Oran, Erdoğan hakkında, "Görevde Yetkiyi Kötüye Kullanma, Kanunsuz Emir, İmar Kirliliğine Neden Olma, Adil Yargılamayı Etkilemeye Teşebbüs, Yargı Görevini Yapanı Etkilemeye Teşebbüs, Kanunlara uymamaya tahrik" suçlarından işlem yapılması için fezleke hazırlanmasını talep etti.
CHP İstanbul Milletvekili Oran'ın, Yargıtay Cumhuriyet Başsavcılığı'na sunulmak üzere İstanbul Cumhuriyet Başsavcılığı'na bugün saat 11.30'da verdiği suç duyurusu dilekçesinde, Taksim Yayalaştırma Projesi kapsamında Gezi Parkındaki ağaçların kesilerek bu alanda bir Alışveriş Merkezinin yapılması çerçevesinde yaşanan hukuk dışı sürece giderek yeni hukuksuzluklar ve suç unsurları eklendiği belirtildi. Dilekçede, "Bu çerçevede Başbakan Recep Tayyip Erdoğan tarafından İstanbul'a yapılacak 3. köprünün temel atma töreninde yapılan konuşmada aynen, '.. İşte birileri geliyor. Taksim Meydanında yok gezi parkı şöyle olmuş böyle oldu orada gelip gösteri yapacaklar şudur budur v.s Ne yaparsanız yapın biz kararı verdik verdiğimiz gibi bunu işleyeceğiz' ifadelerine yer verilmiştir.

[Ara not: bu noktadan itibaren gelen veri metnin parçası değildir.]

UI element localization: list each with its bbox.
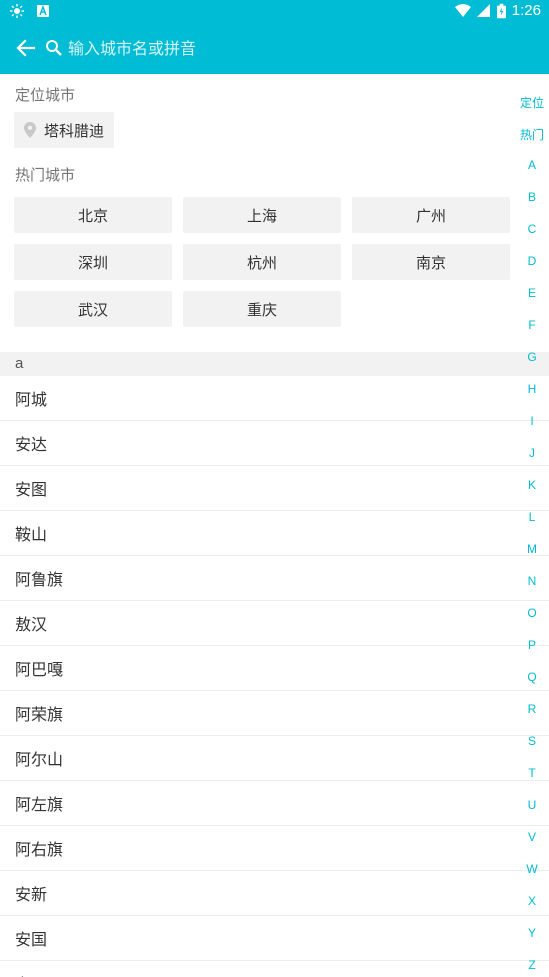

Başbakan Recep Tayyip Erdoğan'ın, halkın iradesini hiçe sayan, milletin egemenliğini temel alan Anayasayı ayaklar altına alarak hiçbir hukuk makamı, yasal mevzuat ve otorite tanımadığını ifade eden, tek otoritenin kendileri olduğunu ima dahi etmeden açıkça beyan eden bu sözleri sayısız açıdan suç unsuru taşımaktadır" denildi.
-YARGI HİÇE SAYILIYOR-
Dilekçede, Gezi Parkının yıkılarak yerine alışveriş merkezi yapılmasının zeminini hazırlayan 17 Ocak 2012 tarihli 1/5000 ve 1/1000 ölçekli Koruma Amaçlı Nazım İmar Plan tadilatlarına Şehir Plancıları, Peyzaj Mimarları ve Mimarlar Odası tarafından İstanbul 1. İdare Mahkemesi'nde dava açıldığı hatırlatılarak,
aynı şekilde Taksim Gezi Parkı üzerinde Topçu Kışlası adı altında yapılması planlanan bina ile ilgili olarak Taksim Gezi Parkı Koruma ve Güzelleştirme Derneği tarafından ve yürütmeyi durdurma talepli olarak İstanbul 6. İdare Mahkemesi'nin 2013/956 E. sayılı dosyası yanında başka sivil toplum kuruluşları ile vatandaşlar tarafından da açılan davalar olduğu anımsatıldı. Bunların incelemelerinin halen sürdüğüne işaret edilen dilekçede, şu ifadelere yer verildi:
"Yapılan tespitlerden ve yargılamanın sürecinden, söz konusu plan tadilatlarının yasaya aykırılık teşkil ettiği ve iptalinin gündeme geleceği yüksek ihtimal dahilinde iken, Başbakan tarafından yargının sonucu beklenmeden, yargının önüne geçilerek ve bağımsız yargı hiçe sayılarak, 'Ne yaparsanız yapın biz kararı verdik verdiğimiz gibi bunu işleyeceğiz' ifadelerinin kullanılması, açıkça, Türk Ceza Kanunumuzun 288.maddesinde düzenlenmiş olan ve 'Görülmekte olan bir davada veya yapılmakta olan bir soruşturmada, hukuka aykırı bir karar vermesi veya bir işlem tesis etmesi ya da gerçeğe aykırı beyanda bulunması için, yargı görevi yapanı, bilirkişiyi veya tanığı hukuka aykırı olarak etkilemek amacıyla alenen sözlü veya yazılı beyanda bulunan kişi, elli günden az olmamak üzere adli para cezası ile cezalandırılır' şeklinde ifadesini bulan Adil Yargılamayı Etkilemeye Teşebbüs suçunu oluşturmaktadır."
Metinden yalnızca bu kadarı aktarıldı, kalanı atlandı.